Jakarta, Sriwijaya Media – Pengamat Politik Studi Demokrasi Rakyat (SDR) Hari Purwanto menilai adanya pro dan kontra dari semua isu yang ada dalam kehidupan berbangsa dan bernegara itu adalah hal biasa.
Terpenting ialah negara harus hadir sesuai dengan potongan Alinea ke 4 Pembukaan UUD 1945: “Kemudian daripada itu untuk membentuk suatu Pemerintah Negara Indonesia yang melindungi segenap bangsa Indonesia dan seluruh tumpah darah Indonesia dan untuk memajukan kesejahteraan umum, mencerdaskan kehidupan bangsa, dan ikut melaksanakan ketertiban dunia yang berdasarkan kemerdekaan, perdamaian abadi dan keadilan sosial,”.
Terkait isu kelangkaan minyak goreng (migor), kata Hari, jangan menjadi “State Brutality”. Salah satu contoh adalah Menteri perdagangan kalah dengan mafia migor.
“Lalu apa peran dan fungsinya jika kalah dengan mafia, sama saja mempermalukan kabinet dan Presiden. Kemudian buat apa disumpah bekerja segenap jiwa dan raga yang akhirnya hanya jadi “Lips Service”. Meminjam istilah Malcom X “Kebenaran Ada Di Pihak Yang Tertindas”,” terang Hari, Selasa (22/3/2022).
Menurut Hari, jika Mendag menyerah, maka mengangkat bendera putih. Pilihannya adalah mundur dari jabatan. Solusinya adalah Presiden harus segera mengkonsolidasi anak buahnya serta para pengusaha.
“Jangan sampai ada pemahaman “State Brutality” dalam persoalan harga dan kelangkaan minyak goreng. Dengan sandiwara para pemangku kebijakan,” terangnya.
Disisi lain, Hari Purwanto juga menyoroti pro dan kontra Ibu Kota Negara (IKN) Nusantara yang pindah ke Kaltim. Kata dia, tentunya dengan sudah terbitnya UU IKN semua warganegara wajib untuk mendukung dan optimis dengan pembangunannya.
“Proses pengawalan tetap harus dilakukan agar sesuai perencanaan. Meskipun pelaksanaannya belum menuju sempurna tentunya semua stakeholder harus berperan sesuai dengan tupoksi nya sesuai pembukaan UUD 1945,” bebernya.

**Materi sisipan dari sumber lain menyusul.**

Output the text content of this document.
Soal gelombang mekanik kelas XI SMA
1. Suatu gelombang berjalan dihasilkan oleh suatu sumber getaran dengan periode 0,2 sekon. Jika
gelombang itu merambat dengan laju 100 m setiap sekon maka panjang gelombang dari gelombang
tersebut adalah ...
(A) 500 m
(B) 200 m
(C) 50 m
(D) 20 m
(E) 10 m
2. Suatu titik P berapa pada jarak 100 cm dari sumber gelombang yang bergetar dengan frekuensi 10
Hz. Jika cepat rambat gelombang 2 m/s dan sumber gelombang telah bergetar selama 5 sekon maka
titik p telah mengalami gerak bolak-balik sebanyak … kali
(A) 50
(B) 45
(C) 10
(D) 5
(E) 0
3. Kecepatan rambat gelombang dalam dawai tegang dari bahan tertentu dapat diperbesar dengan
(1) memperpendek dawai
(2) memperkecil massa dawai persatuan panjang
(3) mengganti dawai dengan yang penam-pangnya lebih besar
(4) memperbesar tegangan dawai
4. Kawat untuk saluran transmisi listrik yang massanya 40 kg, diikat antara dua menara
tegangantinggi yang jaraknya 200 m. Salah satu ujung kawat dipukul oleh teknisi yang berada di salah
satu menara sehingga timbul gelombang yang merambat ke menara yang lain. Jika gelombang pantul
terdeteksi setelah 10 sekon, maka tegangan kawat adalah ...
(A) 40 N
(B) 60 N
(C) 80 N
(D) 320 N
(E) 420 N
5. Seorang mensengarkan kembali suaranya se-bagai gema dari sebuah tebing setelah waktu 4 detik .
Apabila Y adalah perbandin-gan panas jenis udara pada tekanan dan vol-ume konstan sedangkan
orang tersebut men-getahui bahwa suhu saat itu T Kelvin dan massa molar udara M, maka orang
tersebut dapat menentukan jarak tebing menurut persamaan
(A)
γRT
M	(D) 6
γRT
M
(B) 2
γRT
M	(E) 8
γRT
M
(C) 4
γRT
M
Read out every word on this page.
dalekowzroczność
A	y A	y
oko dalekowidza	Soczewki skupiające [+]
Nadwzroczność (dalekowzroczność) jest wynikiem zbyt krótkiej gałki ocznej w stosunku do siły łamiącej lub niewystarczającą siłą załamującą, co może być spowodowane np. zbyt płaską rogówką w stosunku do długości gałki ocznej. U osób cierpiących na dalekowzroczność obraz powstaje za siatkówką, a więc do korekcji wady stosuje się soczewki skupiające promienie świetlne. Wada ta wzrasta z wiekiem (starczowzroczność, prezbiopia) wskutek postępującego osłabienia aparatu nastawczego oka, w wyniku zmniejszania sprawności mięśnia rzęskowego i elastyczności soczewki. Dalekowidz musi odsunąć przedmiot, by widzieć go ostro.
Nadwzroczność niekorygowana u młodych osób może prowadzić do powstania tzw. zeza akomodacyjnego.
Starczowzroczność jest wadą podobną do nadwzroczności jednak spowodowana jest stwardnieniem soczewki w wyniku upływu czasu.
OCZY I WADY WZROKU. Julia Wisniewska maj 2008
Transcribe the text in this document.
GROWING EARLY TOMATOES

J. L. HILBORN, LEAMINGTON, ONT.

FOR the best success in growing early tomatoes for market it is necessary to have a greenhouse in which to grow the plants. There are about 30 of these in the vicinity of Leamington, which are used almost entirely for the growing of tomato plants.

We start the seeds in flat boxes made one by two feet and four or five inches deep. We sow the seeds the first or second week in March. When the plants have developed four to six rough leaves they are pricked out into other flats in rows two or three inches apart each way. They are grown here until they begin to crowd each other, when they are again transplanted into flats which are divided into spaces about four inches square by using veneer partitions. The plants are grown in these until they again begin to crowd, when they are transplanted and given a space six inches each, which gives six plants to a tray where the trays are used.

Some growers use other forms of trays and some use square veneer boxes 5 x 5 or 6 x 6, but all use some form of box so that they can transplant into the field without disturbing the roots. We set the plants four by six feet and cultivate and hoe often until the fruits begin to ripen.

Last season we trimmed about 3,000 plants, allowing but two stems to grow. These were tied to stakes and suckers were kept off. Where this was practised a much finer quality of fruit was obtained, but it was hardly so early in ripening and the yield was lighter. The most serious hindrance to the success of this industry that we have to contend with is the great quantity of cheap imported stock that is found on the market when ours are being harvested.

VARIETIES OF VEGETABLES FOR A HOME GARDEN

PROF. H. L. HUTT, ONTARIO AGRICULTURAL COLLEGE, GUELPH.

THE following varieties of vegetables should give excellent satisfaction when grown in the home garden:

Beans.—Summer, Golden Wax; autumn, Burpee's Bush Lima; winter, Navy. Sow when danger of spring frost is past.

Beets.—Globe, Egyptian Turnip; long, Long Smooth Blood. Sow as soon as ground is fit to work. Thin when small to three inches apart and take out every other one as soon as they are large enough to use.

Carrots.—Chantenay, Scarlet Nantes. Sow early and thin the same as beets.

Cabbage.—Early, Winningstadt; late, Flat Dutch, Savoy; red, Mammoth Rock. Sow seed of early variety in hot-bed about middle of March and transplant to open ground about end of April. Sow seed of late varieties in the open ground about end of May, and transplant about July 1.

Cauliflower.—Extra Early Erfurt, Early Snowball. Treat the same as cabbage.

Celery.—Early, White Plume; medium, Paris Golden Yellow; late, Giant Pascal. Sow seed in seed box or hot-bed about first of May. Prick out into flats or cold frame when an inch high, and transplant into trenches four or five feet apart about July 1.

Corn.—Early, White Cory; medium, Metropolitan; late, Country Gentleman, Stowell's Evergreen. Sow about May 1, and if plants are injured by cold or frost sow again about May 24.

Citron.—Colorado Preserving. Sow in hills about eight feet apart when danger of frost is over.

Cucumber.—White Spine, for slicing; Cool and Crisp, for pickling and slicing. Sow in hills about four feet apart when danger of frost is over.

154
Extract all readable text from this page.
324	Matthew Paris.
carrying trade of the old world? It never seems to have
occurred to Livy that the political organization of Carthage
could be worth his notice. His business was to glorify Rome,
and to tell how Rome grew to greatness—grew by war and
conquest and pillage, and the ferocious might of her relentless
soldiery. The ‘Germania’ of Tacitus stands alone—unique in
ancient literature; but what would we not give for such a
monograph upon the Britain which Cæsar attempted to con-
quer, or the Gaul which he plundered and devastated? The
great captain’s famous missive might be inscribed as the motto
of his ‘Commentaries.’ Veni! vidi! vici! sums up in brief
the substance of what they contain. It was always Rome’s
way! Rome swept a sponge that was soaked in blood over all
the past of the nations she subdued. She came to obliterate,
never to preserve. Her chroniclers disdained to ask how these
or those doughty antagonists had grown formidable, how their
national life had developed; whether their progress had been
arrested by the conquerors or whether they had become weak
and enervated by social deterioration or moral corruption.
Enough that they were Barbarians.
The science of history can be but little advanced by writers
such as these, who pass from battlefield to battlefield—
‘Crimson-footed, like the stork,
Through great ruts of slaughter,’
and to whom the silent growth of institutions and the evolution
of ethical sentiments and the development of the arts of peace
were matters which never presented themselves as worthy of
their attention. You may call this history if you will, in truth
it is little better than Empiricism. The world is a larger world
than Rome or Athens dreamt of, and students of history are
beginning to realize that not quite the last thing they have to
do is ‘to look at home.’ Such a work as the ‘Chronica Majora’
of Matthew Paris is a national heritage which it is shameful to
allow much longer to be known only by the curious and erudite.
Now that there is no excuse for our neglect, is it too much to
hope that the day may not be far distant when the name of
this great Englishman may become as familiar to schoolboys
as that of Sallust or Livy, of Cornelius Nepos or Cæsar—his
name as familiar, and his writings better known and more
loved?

Sementara itu, isu lainnya yang sedang trending beberapa hari lalu terkait putusan pengadilan yang membebaskan dua anggota Polisi pada kasus penembakan KM 50.
Hari Purwanto menjelaskan bahwa putusan hukum dan fakta persidangan harus diterima semua pihak. Sebab tupoksi kepolisian bila ada perlawanan tentunya harus menjaga diri.
“Hakim memvonis bebas atas dasar fakta-fakta bukan karena tekanan,” jelasnya.(irawan)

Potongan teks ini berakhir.